The C&H #3 - Living History
The Houghton County Historical Society is home to the C&H #3 steam locomotive. Built in 1915, this small industrial locomotive was used by the Calumet & Hecla mining company around the mills and smelters of Lake Linden and Hubbell to move copper concentrate, ingots, and other materials. Calumet & Hecla donated the locomotive to the Historical Society in 1969.
In the late 1990's the Society held fundraisers, and with the help of the Soo Line Historical Society, and the Lake Superior Railroad Museum of Duluth the locomotive was restored, and a loop track was built at the Museum site. Visitors were able to experience living history by taking a train ride behind the C&H locomotive #3. Steam train rides at the museum have become part of the childhood memories of many of our small visitors.

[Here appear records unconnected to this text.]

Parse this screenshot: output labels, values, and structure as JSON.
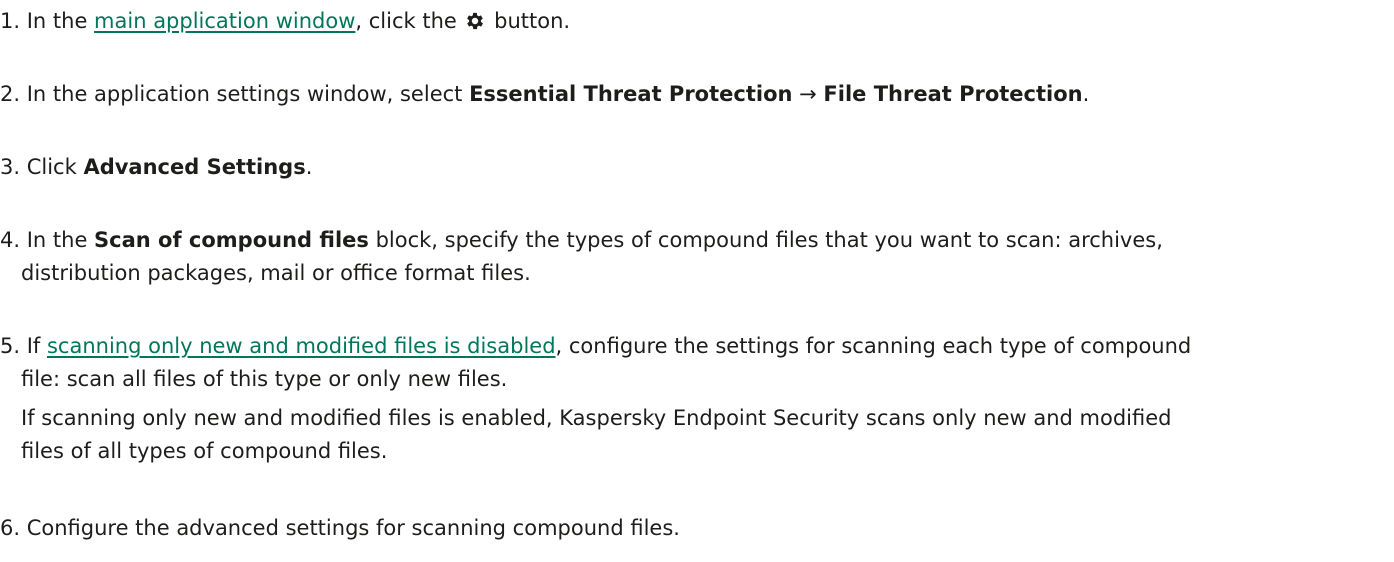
{
  "steps": [
    {
      "number": "1.",
      "pre": " In the ",
      "link": "main application window",
      "mid": ", click the ",
      "icon": "gear-icon",
      "post": " button."
    },
    {
      "number": "2.",
      "pre": " In the application settings window, select ",
      "bold1": "Essential Threat Protection",
      "arrow": " → ",
      "bold2": "File Threat Protection",
      "post": "."
    },
    {
      "number": "3.",
      "pre": " Click ",
      "bold": "Advanced Settings",
      "post": "."
    },
    {
      "number": "4.",
      "pre": " In the ",
      "bold": "Scan of compound files",
      "post": " block, specify the types of compound files that you want to scan: archives,",
      "line2": "distribution packages, mail or office format files."
    },
    {
      "number": "5.",
      "pre": " If ",
      "link": "scanning only new and modified files is disabled",
      "post": ", configure the settings for scanning each type of compound",
      "line2": "file: scan all files of this type or only new files.",
      "note_line1": "If scanning only new and modified files is enabled, Kaspersky Endpoint Security scans only new and modified",
      "note_line2": "files of all types of compound files."
    },
    {
      "number": "6.",
      "pre": " Configure the advanced settings for scanning compound files."
    }
  ],
  "colors": {
    "text": "#1d1d1b",
    "link": "#00775a",
    "background": "#ffffff"
  }
}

Now #3 Needs Boiler Repairs
For several years since the restoration, #3 has served the Society and our visitors well. However, any steam engine will require periodic maintenance to the boiler and boiler flues. The typical repair cycle for such work is 15 to 18 years. We are now at the point were #3 is in need of boiler repairs, and has had to be withdrawn from service.
A Boiler Bill
We've contacted the Escanaba-based firm that did the original restoration to #3. The cost of the boiler inspection, clean out, and the periodic maintenance repairs is expected to be in the area of $35,000. Once we have the funding and can have the engine serviced, the work is expected to take one to two months to complete. Since receiving this news we've identified, and are pursuing, grant opportunities. Whether we'll receive a grant, and in what amount remains to be seen. We do know that many granting organizations will require the Society to provide matching funds, and that we must begin raising funds.
And YOU can help
Your donation, along with any grants we are able to obtain, will go directly toward the boiler repairs and maintenance of the #3 locomotive. These donations will help the Historical Society bring #3 back onto the tracks, serving once again as living history for our region.